Bates SM, Jaeschke R, Stevens SM, et al. Diagnosis of DVT: Antithrombotic Therapy and Prevention of Thrombosis, 9th ed: American College of Chest Physicians Evidence-Based Clinical Practice Guidelines. Chest. 2012 Feb;141(2 Suppl):e351S-418S.

“Favored strategies for diagnosis of first DVT combine use of pretest probability assessment [via Wells clinical prediction rule for DVT], D-dimer, and US. There is lower-quality evidence available to guide diagnosis of recurrent DVT, upper extremity DVT, and DVT during pregnancy.”Bates SM, Jaeschke R, Stevens SM, et al.

Qaseem A, Snow V, Barry P, et al. Current Diagnosis of Venous Thromboembolism in Primary Care: A Clinical Practice Guideline from the American Academy of Family Physicians and the American College of Physicians. Ann Fam Med. 2007 Jan; 5(1): 57–62.

“Strong evidence supports the use of clinical prediction rules to establish pretest probability of [Venous Thromboembolism (VTE)] before further testing. Use of a high-sensitivity D-dimer assay in patients who have a low pretest probability of VTE has a high negative predictive value; it is highest for younger patients with low pretest probability, no associated comorbidity or previous DVT, and a short duration of symptoms.”Qaseem A, Snow V, Barry P, et al.

Wells PS, Owen C, Doucette S, et al. Does this patient have deep vein thrombosis? JAMA. 2006 Jan 11;295(2):199-207.

“Diagnostic accuracy for DVT improves when clinical probability is estimated before diagnostic tests. Patients with low clinical probability on the predictive rule have prevalence of DVT of less than 5%. In low-probability patients with negative D-dimer results, diagnosis of DVT can be excluded without ultrasound; in patients with high clinical suspicion for DVT, results should not affect clinical decisions.”Wells PS, Owen C, Doucette S, et al.
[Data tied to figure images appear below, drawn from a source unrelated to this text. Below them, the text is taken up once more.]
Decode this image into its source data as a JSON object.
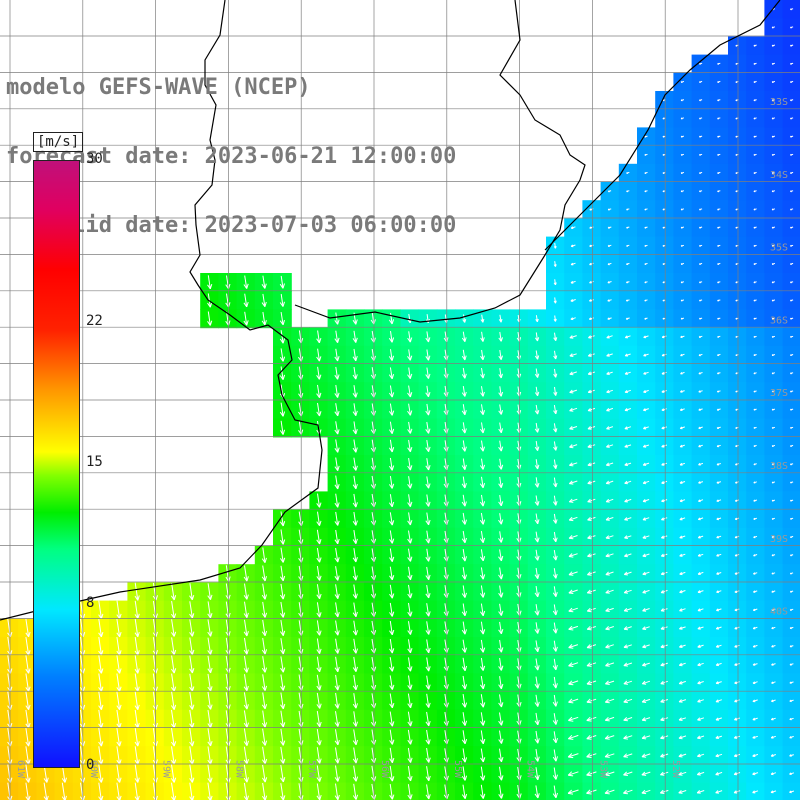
{
  "title": {
    "line1": "modelo GEFS-WAVE (NCEP)",
    "line2": "forecast date: 2023-06-21 12:00:00",
    "line3": "   valid date: 2023-07-03 06:00:00"
  },
  "colorbar": {
    "unit": "[m/s]",
    "ticks": [
      {
        "value": 30,
        "label": "30"
      },
      {
        "value": 22,
        "label": "22"
      },
      {
        "value": 15,
        "label": "15"
      },
      {
        "value": 8,
        "label": "8"
      },
      {
        "value": 0,
        "label": "0"
      }
    ],
    "min": 0,
    "max": 30
  },
  "grid": {
    "lat_labels": [
      "33S",
      "34S",
      "35S",
      "36S",
      "37S",
      "38S",
      "39S",
      "40S"
    ],
    "lon_labels": [
      "61W",
      "60W",
      "59W",
      "58W",
      "57W",
      "56W",
      "55W",
      "54W",
      "53W",
      "52W"
    ]
  },
  "colors": {
    "land": "#ffffff",
    "coast": "#000000",
    "grid": "#7f7f7f",
    "arrow": "#ffffff"
  }
}
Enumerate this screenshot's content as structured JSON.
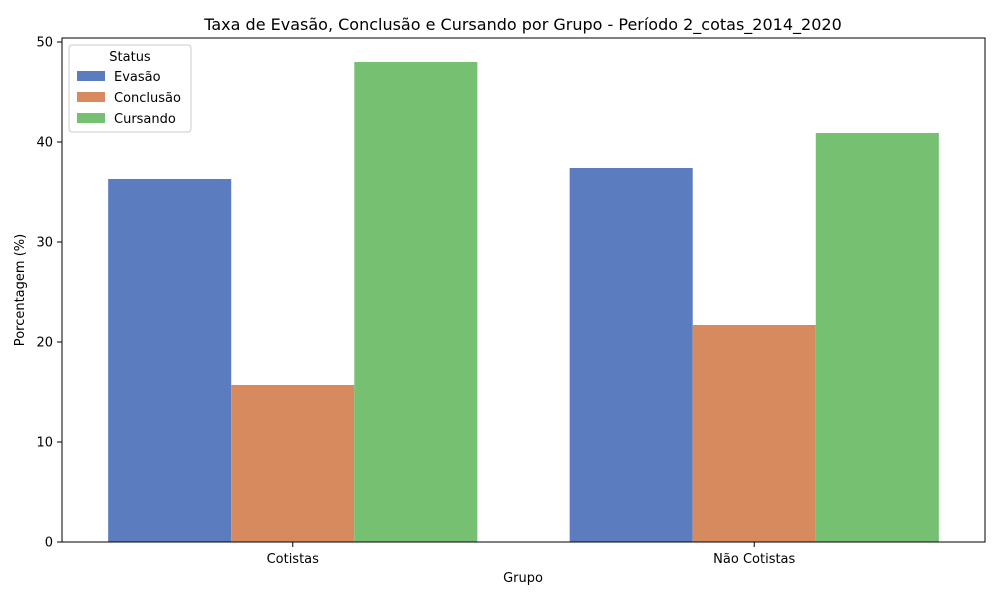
{
  "chart_data": {
    "type": "bar",
    "title": "Taxa de Evasão, Conclusão e Cursando por Grupo - Período 2_cotas_2014_2020",
    "xlabel": "Grupo",
    "ylabel": "Porcentagem (%)",
    "categories": [
      "Cotistas",
      "Não Cotistas"
    ],
    "series": [
      {
        "name": "Evasão",
        "color": "#5b7dbf",
        "values": [
          36.3,
          37.4
        ]
      },
      {
        "name": "Conclusão",
        "color": "#d88a5f",
        "values": [
          15.7,
          21.7
        ]
      },
      {
        "name": "Cursando",
        "color": "#76c171",
        "values": [
          48.0,
          40.9
        ]
      }
    ],
    "ylim": [
      0,
      50.4
    ],
    "yticks": [
      0,
      10,
      20,
      30,
      40,
      50
    ],
    "grid": false,
    "legend": {
      "title": "Status",
      "placement": "top-left"
    }
  }
}
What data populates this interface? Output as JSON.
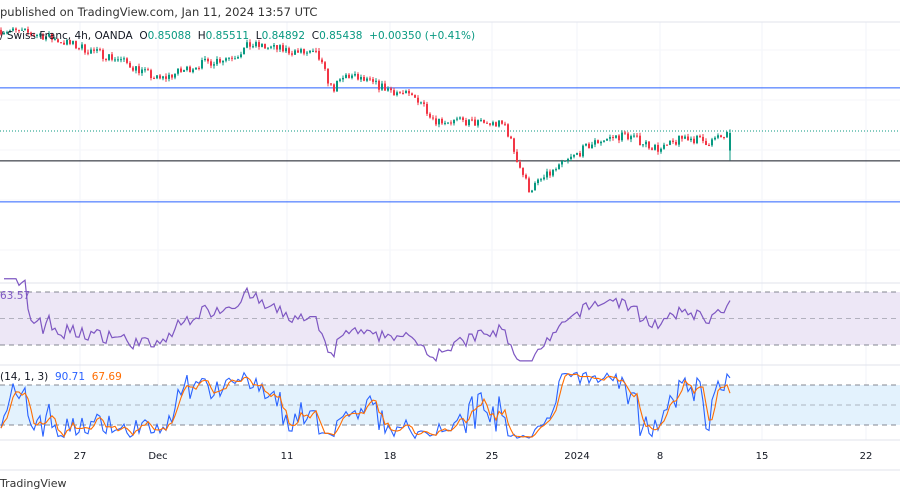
{
  "header": {
    "published": "published on TradingView.com, Jan 11, 2024 13:57 UTC"
  },
  "legend": {
    "symbol": "/ Swiss Franc, 4h, OANDA",
    "o_label": "O",
    "o": "0.85088",
    "h_label": "H",
    "h": "0.85511",
    "l_label": "L",
    "l": "0.84892",
    "c_label": "C",
    "c": "0.85438",
    "change": "+0.00350 (+0.41%)"
  },
  "rsi": {
    "value": "63.57"
  },
  "stoch": {
    "label": "(14, 1, 3)",
    "k": "90.71",
    "d": "67.69"
  },
  "footer": {
    "brand": "TradingView"
  },
  "colors": {
    "up": "#089981",
    "down": "#f23645",
    "level": "#2962ff",
    "rsi": "#7e57c2",
    "rsi_band": "#ede7f6",
    "stoch_k": "#2962ff",
    "stoch_d": "#ff6d00",
    "stoch_band": "#e3f2fd"
  },
  "chart_data": {
    "type": "candlestick",
    "timeframe": "4h",
    "x_ticks": [
      "27",
      "Dec",
      "11",
      "18",
      "25",
      "2024",
      "8",
      "15",
      "22"
    ],
    "approx_close_path": [
      {
        "date": "2023-11-21",
        "close": 0.875
      },
      {
        "date": "2023-11-24",
        "close": 0.874
      },
      {
        "date": "2023-11-29",
        "close": 0.869
      },
      {
        "date": "2023-12-01",
        "close": 0.865
      },
      {
        "date": "2023-12-04",
        "close": 0.868
      },
      {
        "date": "2023-12-07",
        "close": 0.87
      },
      {
        "date": "2023-12-08",
        "close": 0.872
      },
      {
        "date": "2023-12-13",
        "close": 0.87
      },
      {
        "date": "2023-12-14",
        "close": 0.863
      },
      {
        "date": "2023-12-15",
        "close": 0.866
      },
      {
        "date": "2023-12-20",
        "close": 0.861
      },
      {
        "date": "2023-12-21",
        "close": 0.857
      },
      {
        "date": "2023-12-26",
        "close": 0.856
      },
      {
        "date": "2023-12-27",
        "close": 0.849
      },
      {
        "date": "2023-12-28",
        "close": 0.843
      },
      {
        "date": "2023-12-29",
        "close": 0.845
      },
      {
        "date": "2024-01-02",
        "close": 0.852
      },
      {
        "date": "2024-01-03",
        "close": 0.853
      },
      {
        "date": "2024-01-05",
        "close": 0.854
      },
      {
        "date": "2024-01-08",
        "close": 0.851
      },
      {
        "date": "2024-01-09",
        "close": 0.8536
      },
      {
        "date": "2024-01-10",
        "close": 0.8526
      },
      {
        "date": "2024-01-11",
        "close": 0.85438
      }
    ],
    "last_bar": {
      "open": 0.85088,
      "high": 0.85511,
      "low": 0.84892,
      "close": 0.85438
    },
    "horizontal_levels": [
      0.8634,
      0.8488,
      0.8406
    ],
    "current_price_line": 0.85438,
    "indicators": [
      {
        "name": "RSI",
        "bands": [
          70,
          50,
          30
        ],
        "last": 63.57
      },
      {
        "name": "Stoch",
        "bands": [
          80,
          50,
          20
        ],
        "k_last": 90.71,
        "d_last": 67.69
      }
    ]
  }
}
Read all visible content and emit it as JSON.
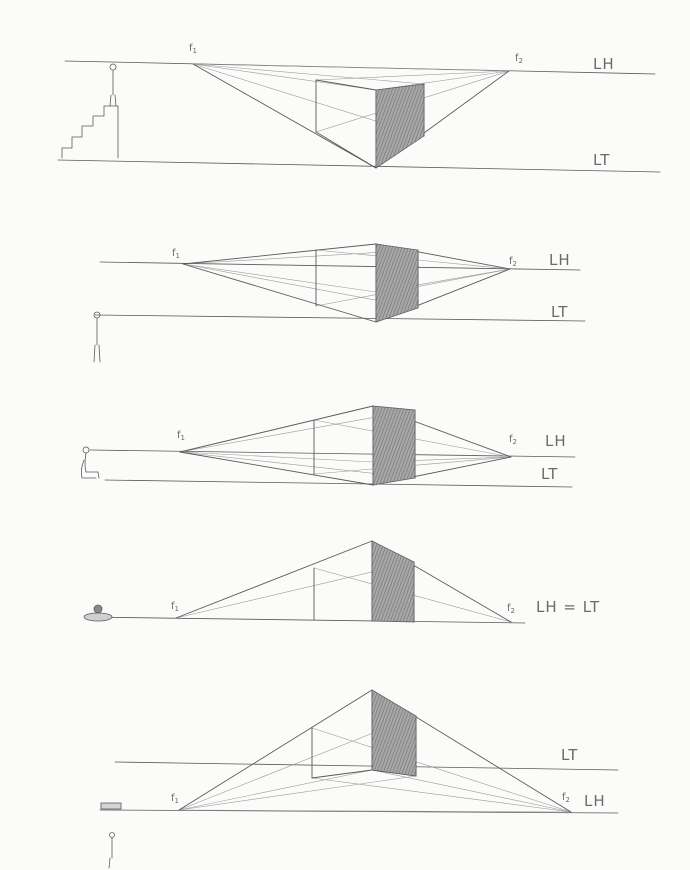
{
  "sheet": {
    "panels": [
      {
        "vp1": "f",
        "vp1_sub": "1",
        "vp2": "f",
        "vp2_sub": "2",
        "horizon": "LH",
        "ground": "LT"
      },
      {
        "vp1": "f",
        "vp1_sub": "1",
        "vp2": "f",
        "vp2_sub": "2",
        "horizon": "LH",
        "ground": "LT"
      },
      {
        "vp1": "f",
        "vp1_sub": "1",
        "vp2": "f",
        "vp2_sub": "2",
        "horizon": "LH",
        "ground": "LT"
      },
      {
        "vp1": "f",
        "vp1_sub": "1",
        "vp2": "f",
        "vp2_sub": "2",
        "combined": "LH = LT"
      },
      {
        "vp1": "f",
        "vp1_sub": "1",
        "vp2": "f",
        "vp2_sub": "2",
        "horizon": "LH",
        "ground": "LT"
      }
    ]
  },
  "colors": {
    "graphite": "#5a5a5a",
    "light_graphite": "#9a9a9a",
    "shade": "#8a8a8a",
    "paper": "#fbfbfa"
  }
}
Oudega R, Hoes AW, Moons KG. The Wells rule does not adequately rule out deep venous thrombosis in primary care patients. Ann Intern Med. 2005 Jul 19;143(2):100-7.

“In conclusion, we found that the Wells [clinical prediction rule for DVT], alone or in combination with d-dimer testing, does not guarantee accurate estimation of risk in primary care patients in whom DVT is suspected. Because of the apparent differences between primary and secondary care, a diagnostic rule combining patient history, physical examination, and d-dimer assay findings that has been developed using only primary care patients is of more value.”Oudega R, Hoes AW, Moons KG.

Wells PS, Anderson DR, Rodger M, et al. Evaluation of D-dimer in the diagnosis of suspected deep-vein thrombosis. N Engl J Med. 2003 Sep 25;349(13):1227-35.

“This study confirms the validity of modifying our previous clinical [prediction rule for DVT], which categorized patients into high-, moderate-, and low-probability groups, to one that categorizes patients as likely or unlikely to have deep-vein thrombosis. The addition to the scoring system of one point for a previous diagnosis of deep-vein thrombosis allows the model to be used in patients with previous thrombosis, a group we had excluded from earlier studies.”Wells PS, Anderson DR, Rodger M, et al.

Kilroy D, Ireland S, Reid P, et al. Emergency department investigation of deep vein thrombosis. Emerg Med J. 2003 Jan; 20(1): 29–32.

“…DVT is a difficult condition to diagnose clinically. Application of the Wells [clinical prediction rule for DVT] to patients in our department permitted stratification into high, moderate, and low risk groups (prevalence of DVT 58.3%, 8.9%, and 1.5% respectively). This is not as discriminatory as Wells’ original data and may be explained by insufficient ongoing training or interobserver variation within our staff.”Kilroy D, Ireland S, Reid P, et al.

Walsh K, Kelaher N, Long K, Cervi P. An algorithm for the investigation and management of patients with suspected deep venous thrombosis at a district general hospital. Postgrad Med J. 2002 Dec; 78(926): 742–745.

“This study has shown that the negative predictive value of a low clinical pre-test score alone is 92%. The negative predictive value of a normal D-dimer alone (at a cut off for normal [less than] 400 units) is 96%. The negative predictive value of the combination of a low clinical pre-test score and D-dimer [less than] 400 units is 100%.”Walsh K, Kelaher N, Long K, Cervi P.
No impact analysis study currently published regarding this clinical prediction rule.